I was wrong, and I couldn't have been further from the truth.
I remember asking myself "Where do I start?" and I realized that I was sedentary. I don't think I could've been more sedentary unless I just laid in bed 24/7 that's how little movement I got. I started there. For me, making it a habit was more important than how much I got to start. So I began with 5 minutes a day. Kid you not...
5 minutes a day. But, I stuck to it over the course of a month. Even then I missed two days, but I returned and got on the treadmill the very next day. For a measly little five minutes.
Then I upped the ante. Doing 10 minutes a day for the next month. I started feeling a little better. Doing a little more. Adding in a couple stretches and yoga poses.
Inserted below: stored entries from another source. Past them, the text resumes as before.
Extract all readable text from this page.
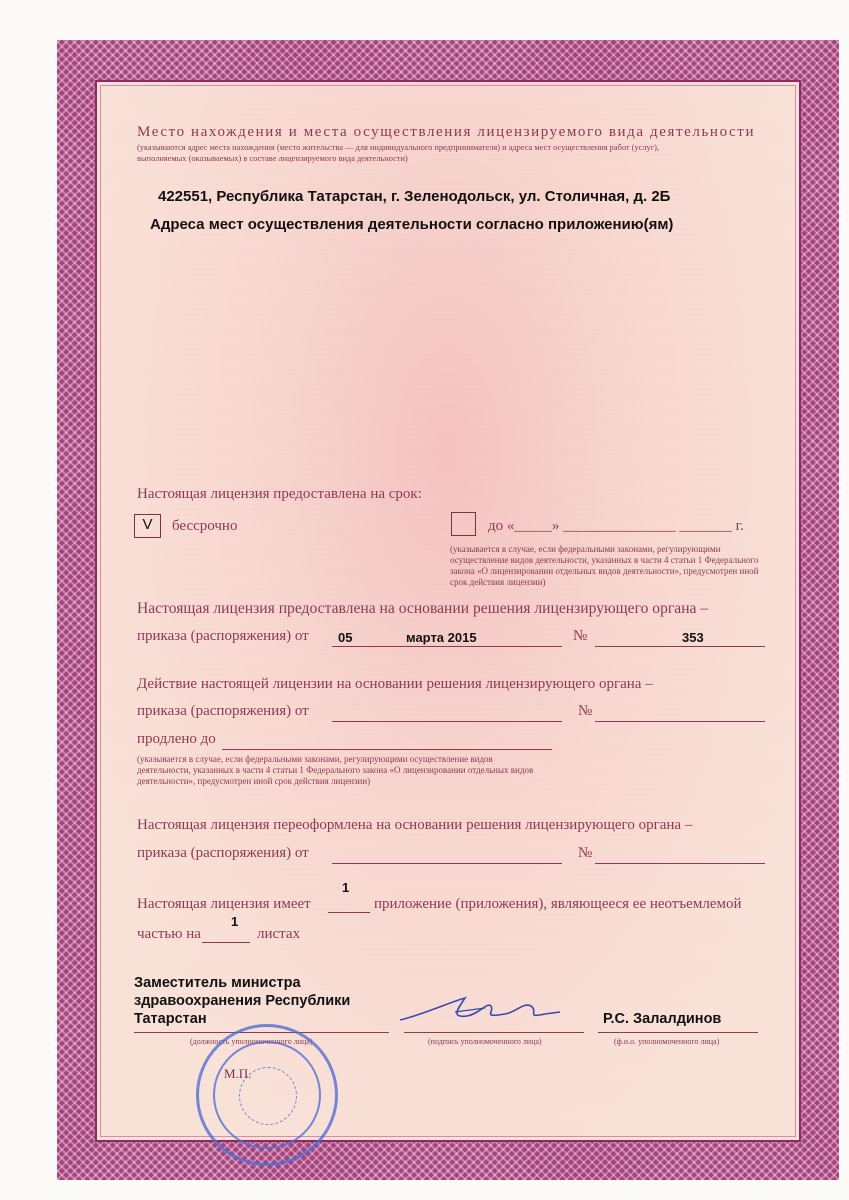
Место нахождения и места осуществления лицензируемого вида деятельности
(указываются адрес места нахождения (место жительства — для индивидуального предпринимателя) и адреса мест осуществления работ (услуг),
выполняемых (оказываемых) в составе лицензируемого вида деятельности)
422551, Республика Татарстан, г. Зеленодольск, ул. Столичная, д. 2Б
Адреса мест осуществления деятельности согласно приложению(ям)
Настоящая лицензия предоставлена на срок:
V	бессрочно	до «_____» _______________ _______ г.
(указывается в случае, если федеральными законами, регулирующими осуществление видов деятельности, указанных в части 4 статьи 1 Федерального закона «О лицензировании отдельных видов деятельности», предусмотрен иной срок действия лицензии)
Настоящая лицензия предоставлена на основании решения лицензирующего органа –
приказа (распоряжения) от 05	марта 2015	№	353
Действие настоящей лицензии на основании решения лицензирующего органа –
приказа (распоряжения) от	№
продлено до
(указывается в случае, если федеральными законами, регулирующими осуществление видов деятельности, указанных в части 4 статьи 1 Федерального закона «О лицензировании отдельных видов деятельности», предусмотрен иной срок действия лицензии)
Настоящая лицензия переоформлена на основании решения лицензирующего органа –
приказа (распоряжения) от	№
1
Настоящая лицензия имеет	приложение (приложения), являющееся ее неотъемлемой
частью на
1
листах
Заместитель министра
здравоохранения Республики
Татарстан	Р.С. Залалдинов
(должность уполномоченного лица)	(подпись уполномоченного лица)	(ф.и.о. уполномоченного лица)
М.П.
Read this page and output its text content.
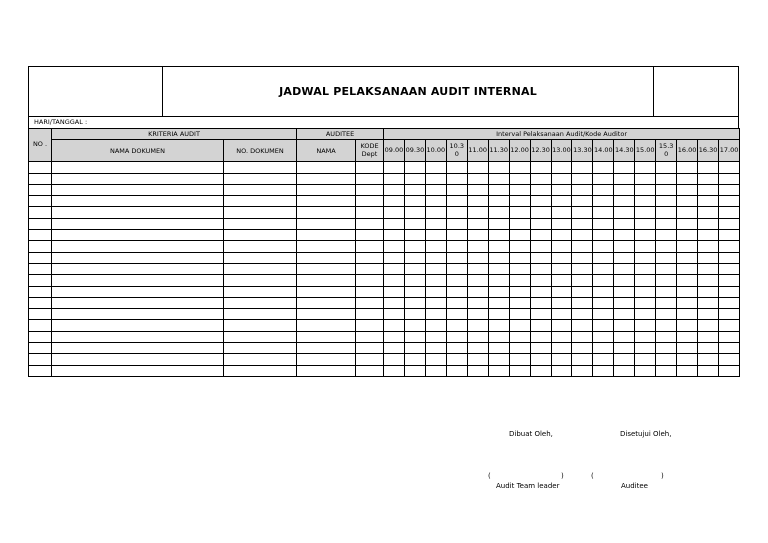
JADWAL PELAKSANAAN AUDIT INTERNAL
HARI/TANGGAL :
NO .	KRITERIA AUDIT		AUDITEE		Interval Pelaksanaan Audit/Kode Auditor																
	NAMA DOKUMEN	NO. DOKUMEN	NAMA	KODE Dept	09.00	09.30	10.00	10.3 0	11.00	11.30	12.00	12.30	13.00	13.30	14.00	14.30	15.00	15.3 0	16.00	16.30	17.00

Dibuat Oleh,	Disetujui Oleh,
(	)	(	)
Audit Team leader	Auditee
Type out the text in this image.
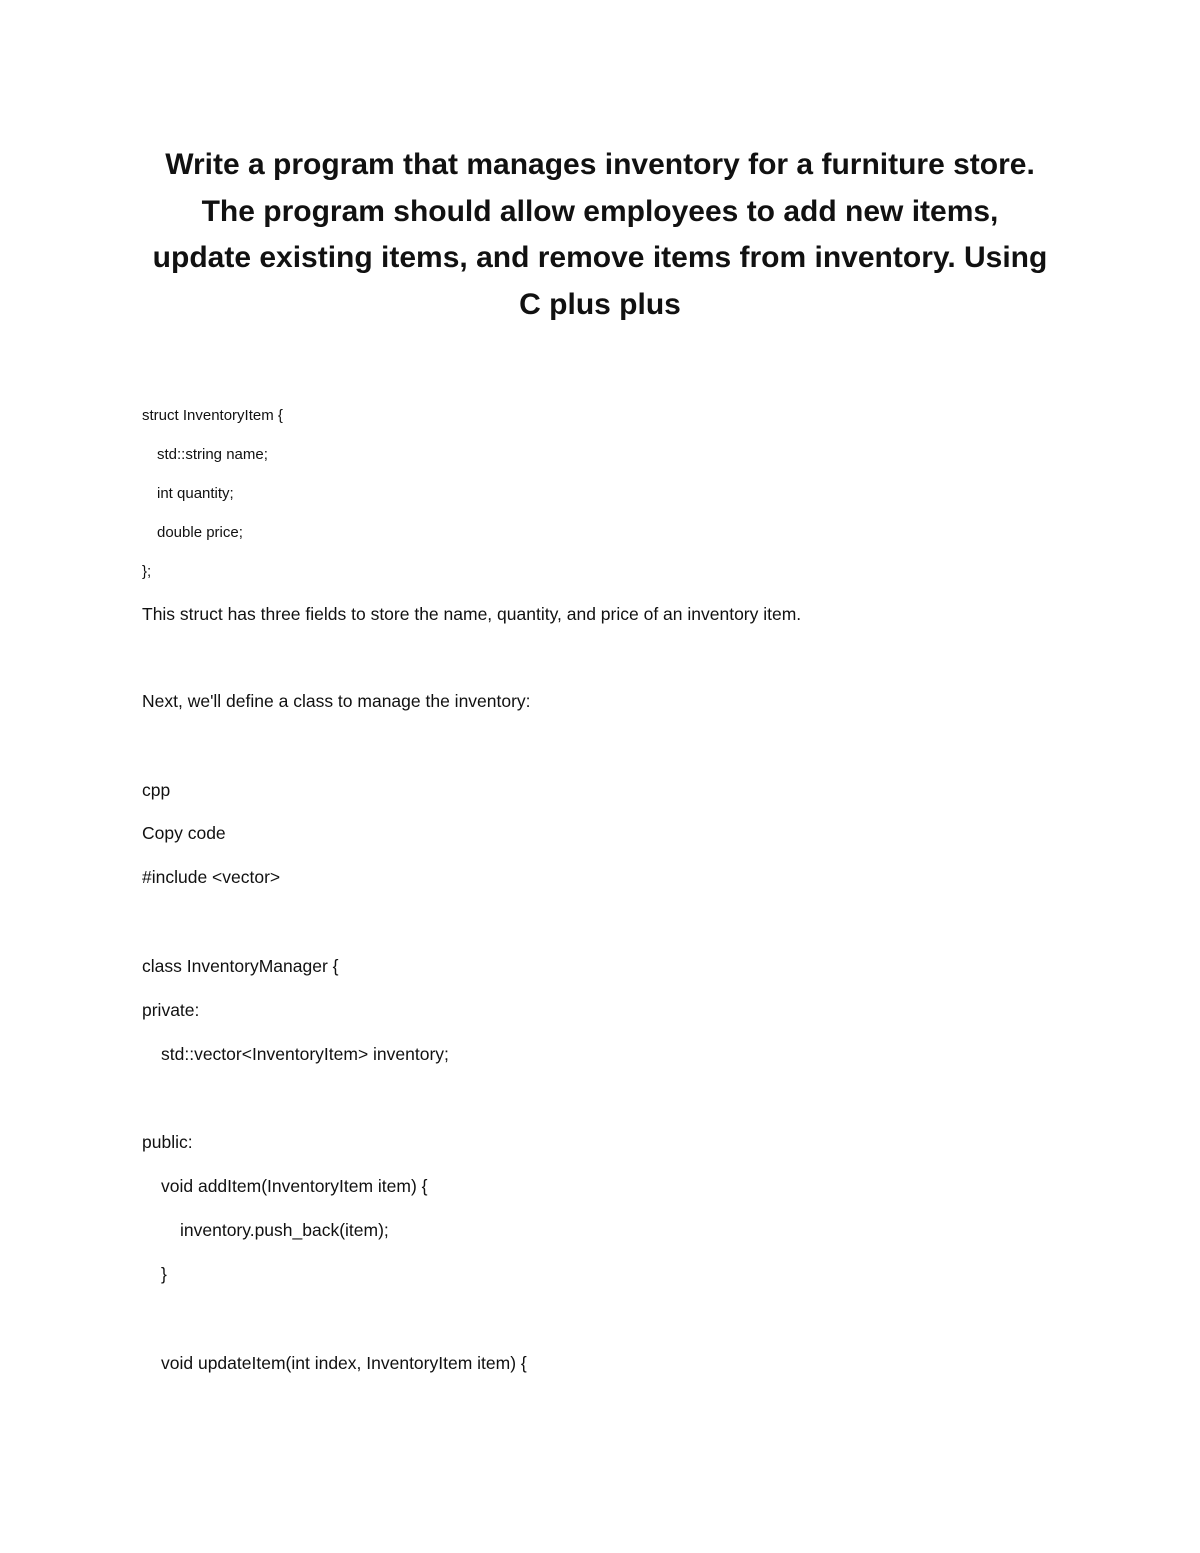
Write a program that manages inventory for a furniture store.
The program should allow employees to add new items,
update existing items, and remove items from inventory. Using
C plus plus

struct InventoryItem {

std::string name;

int quantity;

double price;

};

This struct has three fields to store the name, quantity, and price of an inventory item.

Next, we'll define a class to manage the inventory:

cpp

Copy code

#include <vector>

class InventoryManager {

private:

std::vector<InventoryItem> inventory;

public:

void addItem(InventoryItem item) {

inventory.push_back(item);

}

void updateItem(int index, InventoryItem item) {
Knowing that what was most important was keeping it a habit. The time of it didn't matter. Just keep doing it.
I started looking at my food intake. I wrote down everything I ate. No lie, the first week I changed NOTHING save just writing it down. If I ate a whole box of something, that was fine, but I had to write down that I ate it.
After writing down everything I recognized that I didn't want to be eating the things I was. And so step by step, meal by meal, I changed my food. Either cutting a portion in half, or choosing a lighter substitute that tasted as good (if not better sometimes). No "diet" foods. Food. Cooked well. Tasting good.
And boy I'm still slow about it. I haven't cut anything out. If I want something, I'm allowed to have it, but I must always write it down. Some days I eat better than others, but I looked at it like movement... make it a habit, and it'll be easier to stick to in the end.
Some people can dive in headfirst to something. I couldn't. I had to accept that, and choose realistic goals for myself.
Look at your life. What you'd like to see happen. Then take one step forward.
You can do this. If you want to be healthier, you can do this.